Brandon town manager is put on leave
BRANDON — The Brandon selectboard has placed Town Manager Robin Bennett on paid administrative leave.
“It means that she’s going to take the week off and figure out how dedicated she is to the town of Brandon,” Selectman Devon Fuller said last week after the board made the decision at a March 9 meeting. “It’s all part of her performance evaluation, which we began in February.”
The board had planned to meet with Bennett at this past Monday night meeting, but then postponed for another week a decision regarding Bennett’s employment with the town.
All indications are that Town Manager Robin Bennett is not coming back.
The Brandon Reporter has learned that on the night of March 9, after an executive session in which the board placed Bennett on administrative leave, Bennett went directly to the town offices and cleared out her personal possessions. Two Brandon police officers were requested to supervise Bennett’s activity, and the next day, a computer consultant was on hand to update security measures on the town’s computer systems.

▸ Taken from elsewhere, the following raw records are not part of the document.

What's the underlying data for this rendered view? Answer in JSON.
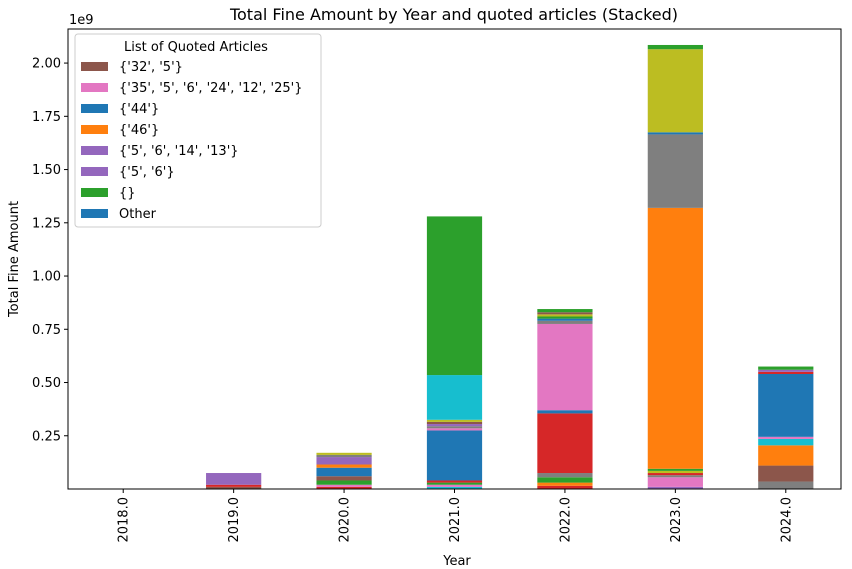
{
  "chart_data": {
    "type": "bar",
    "stacked": true,
    "title": "Total Fine Amount by Year and quoted articles (Stacked)",
    "xlabel": "Year",
    "ylabel": "Total Fine Amount",
    "y_scale_label": "1e9",
    "ylim": [
      0,
      2.16
    ],
    "y_ticks": [
      0.25,
      0.5,
      0.75,
      1.0,
      1.25,
      1.5,
      1.75,
      2.0
    ],
    "y_tick_labels": [
      "0.25",
      "0.50",
      "0.75",
      "1.00",
      "1.25",
      "1.50",
      "1.75",
      "2.00"
    ],
    "categories": [
      "2018.0",
      "2019.0",
      "2020.0",
      "2021.0",
      "2022.0",
      "2023.0",
      "2024.0"
    ],
    "legend": {
      "title": "List of Quoted Articles",
      "placement": "top-left",
      "entries": [
        {
          "label": "{'32', '5'}",
          "color": "#8c564b"
        },
        {
          "label": "{'35', '5', '6', '24', '12', '25'}",
          "color": "#e377c2"
        },
        {
          "label": "{'44'}",
          "color": "#1f77b4"
        },
        {
          "label": "{'46'}",
          "color": "#ff7f0e"
        },
        {
          "label": "{'5', '6', '14', '13'}",
          "color": "#9467bd"
        },
        {
          "label": "{'5', '6'}",
          "color": "#9467bd"
        },
        {
          "label": "{}",
          "color": "#2ca02c"
        },
        {
          "label": "Other",
          "color": "#1f77b4"
        }
      ]
    },
    "stacks": [
      {
        "year": "2018.0",
        "segments": []
      },
      {
        "year": "2019.0",
        "segments": [
          {
            "value": 0.01,
            "color": "#8c564b"
          },
          {
            "value": 0.01,
            "color": "#d62728"
          },
          {
            "value": 0.055,
            "color": "#9467bd"
          }
        ]
      },
      {
        "year": "2020.0",
        "segments": [
          {
            "value": 0.01,
            "color": "#d62728"
          },
          {
            "value": 0.01,
            "color": "#e377c2"
          },
          {
            "value": 0.02,
            "color": "#2ca02c"
          },
          {
            "value": 0.02,
            "color": "#8c564b"
          },
          {
            "value": 0.04,
            "color": "#1f77b4"
          },
          {
            "value": 0.015,
            "color": "#ff7f0e"
          },
          {
            "value": 0.035,
            "color": "#9467bd"
          },
          {
            "value": 0.01,
            "color": "#7f7f7f"
          },
          {
            "value": 0.01,
            "color": "#bcbd22"
          }
        ]
      },
      {
        "year": "2021.0",
        "segments": [
          {
            "value": 0.01,
            "color": "#17becf"
          },
          {
            "value": 0.01,
            "color": "#e377c2"
          },
          {
            "value": 0.01,
            "color": "#2ca02c"
          },
          {
            "value": 0.01,
            "color": "#d62728"
          },
          {
            "value": 0.235,
            "color": "#1f77b4"
          },
          {
            "value": 0.01,
            "color": "#e377c2"
          },
          {
            "value": 0.01,
            "color": "#7f7f7f"
          },
          {
            "value": 0.01,
            "color": "#9467bd"
          },
          {
            "value": 0.01,
            "color": "#8c564b"
          },
          {
            "value": 0.01,
            "color": "#bcbd22"
          },
          {
            "value": 0.21,
            "color": "#17becf"
          },
          {
            "value": 0.745,
            "color": "#2ca02c"
          }
        ]
      },
      {
        "year": "2022.0",
        "segments": [
          {
            "value": 0.015,
            "color": "#d62728"
          },
          {
            "value": 0.015,
            "color": "#ff7f0e"
          },
          {
            "value": 0.025,
            "color": "#2ca02c"
          },
          {
            "value": 0.02,
            "color": "#7f7f7f"
          },
          {
            "value": 0.28,
            "color": "#d62728"
          },
          {
            "value": 0.015,
            "color": "#1f77b4"
          },
          {
            "value": 0.405,
            "color": "#e377c2"
          },
          {
            "value": 0.015,
            "color": "#7f7f7f"
          },
          {
            "value": 0.01,
            "color": "#1f77b4"
          },
          {
            "value": 0.01,
            "color": "#2ca02c"
          },
          {
            "value": 0.01,
            "color": "#bcbd22"
          },
          {
            "value": 0.01,
            "color": "#8c564b"
          },
          {
            "value": 0.015,
            "color": "#2ca02c"
          }
        ]
      },
      {
        "year": "2023.0",
        "segments": [
          {
            "value": 0.01,
            "color": "#9467bd"
          },
          {
            "value": 0.045,
            "color": "#e377c2"
          },
          {
            "value": 0.01,
            "color": "#7f7f7f"
          },
          {
            "value": 0.01,
            "color": "#d62728"
          },
          {
            "value": 0.01,
            "color": "#bcbd22"
          },
          {
            "value": 0.01,
            "color": "#2ca02c"
          },
          {
            "value": 1.225,
            "color": "#ff7f0e"
          },
          {
            "value": 0.345,
            "color": "#7f7f7f"
          },
          {
            "value": 0.01,
            "color": "#1f77b4"
          },
          {
            "value": 0.39,
            "color": "#bcbd22"
          },
          {
            "value": 0.02,
            "color": "#2ca02c"
          }
        ]
      },
      {
        "year": "2024.0",
        "segments": [
          {
            "value": 0.035,
            "color": "#7f7f7f"
          },
          {
            "value": 0.075,
            "color": "#8c564b"
          },
          {
            "value": 0.095,
            "color": "#ff7f0e"
          },
          {
            "value": 0.03,
            "color": "#17becf"
          },
          {
            "value": 0.01,
            "color": "#e377c2"
          },
          {
            "value": 0.295,
            "color": "#1f77b4"
          },
          {
            "value": 0.01,
            "color": "#d62728"
          },
          {
            "value": 0.01,
            "color": "#9467bd"
          },
          {
            "value": 0.015,
            "color": "#2ca02c"
          }
        ]
      }
    ]
  }
}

The selectboard warned an executive session for Monday, March 16, to meet with Bennett and make a decision as to her future with the town. However, after the executive session was over, the board reported that no action was taken.
Neither Bennett nor her attorney were present at Monday’s executive session, but Selectman Seth Hopkins said attorneys for both sides could not coordinate scheduling.
“This is an ongoing personnel issue that we cannot discuss until it’s resolved,” board chair Doug Bailey said. “We’ve been put under tight scrutiny by our town attorney. This is to continue for exactly one more week.”
Bailey said the board will warn another executive session for Monday, March 23, at 9 a.m. at the Brandon Town Hall meeting room.
“We will have an answer at that time,” Bailey said.
There may also be a public hearing that evening at the regular selectboard meeting, which begins at 7 p.m. and is also held in the downstairs meeting room of the town hall.
Bennett did return a call requesting comment, but could only confirm that she has retained legal counsel.
“My attorney has advised me not to comment,” Bennett said.
Although no official reason has been given for placing Bennett on leave, members of the selectboard said last week that the decision was based on the town manager’s performance evaluation. There have also been growing concerns by townspeople and board members alike over Bennett’s job performance and her ability to achieve results on myriad projects. There have been delays in a scheduled economic development study due to the town, the failure to realize a grant awarded for repairs to Wheeler Road, a now four-month delay on property waivers for the Segment 6 upgrade of Route 7, and a delay in sending the Union Street repair project out to bid. It also took several months to begin talks with the union to negotiate a new town employee contract. Those talks are now under way.
But Bennett was also responsible for helping to secure a $500,000 Community Development Block Grant to renovate the Town Office building on Center Street, empty since it was flooded during Tropical Storm Irene in 2011. That work is set to begin this spring. She also helped manage the completion of the Option 8 water main project last summer that improved fire prevention on the north side of town.
Bennett has come to separation agreements with past employers before. When the city of Barre chose not to renew her contract in 2006, Bennett negotiated a severance package that included $26,000 in cash. Bennett then took the job of town manager in Southwest Harbor, Maine. She resigned in June 2011 after coming to a mutual agreement with the selectboard there. Bennett reportedly received just over $80,000 in severance pay, including six months of salary, benefits, vacation time and business expense reimbursements.
Bennett was hired by the town of Brandon in August 2013. According to her three-year contract, signed Aug. 28, 2013, if the selectboard choses to terminate her employment before the contract expiration of Aug. 31, 2016, “for any reason other than one which constitutes just cause,” the town agrees to give Bennett six months notice and pay her 13 weeks salary, plus health insurance for 13 weeks, and compensation for any unused vacation time. Thirteen weeks of Bennett’s $85,000 would be roughly $21,000. She is entitled to four weeks of paid vacation annually.
However, having “just cause” means “a reasonable and lawful ground for action,” and if the Brandon selectboard terminates Bennett’s employment claiming it had just cause, the severance package in Bennett’s contract will not be honored.
Both Fuller and Hopkins told The Reporter last week that when Brandon voters approved all ballot measures and budgets on Town Meeting Day, the selectboard felt it was a mandate to act firmly.
“Accountability was lacking,” Fuller said. “The board felt that the voters showed some confidence in us and we have to prove it to them and perform. We’re not messing around anymore.”
“The town gave the selectboard everything we asked for at town meeting,” he said. “The responsibility that goes with that is we’re not kicking the can down the road anymore. We have a mandate and every member of this board is one the same page.”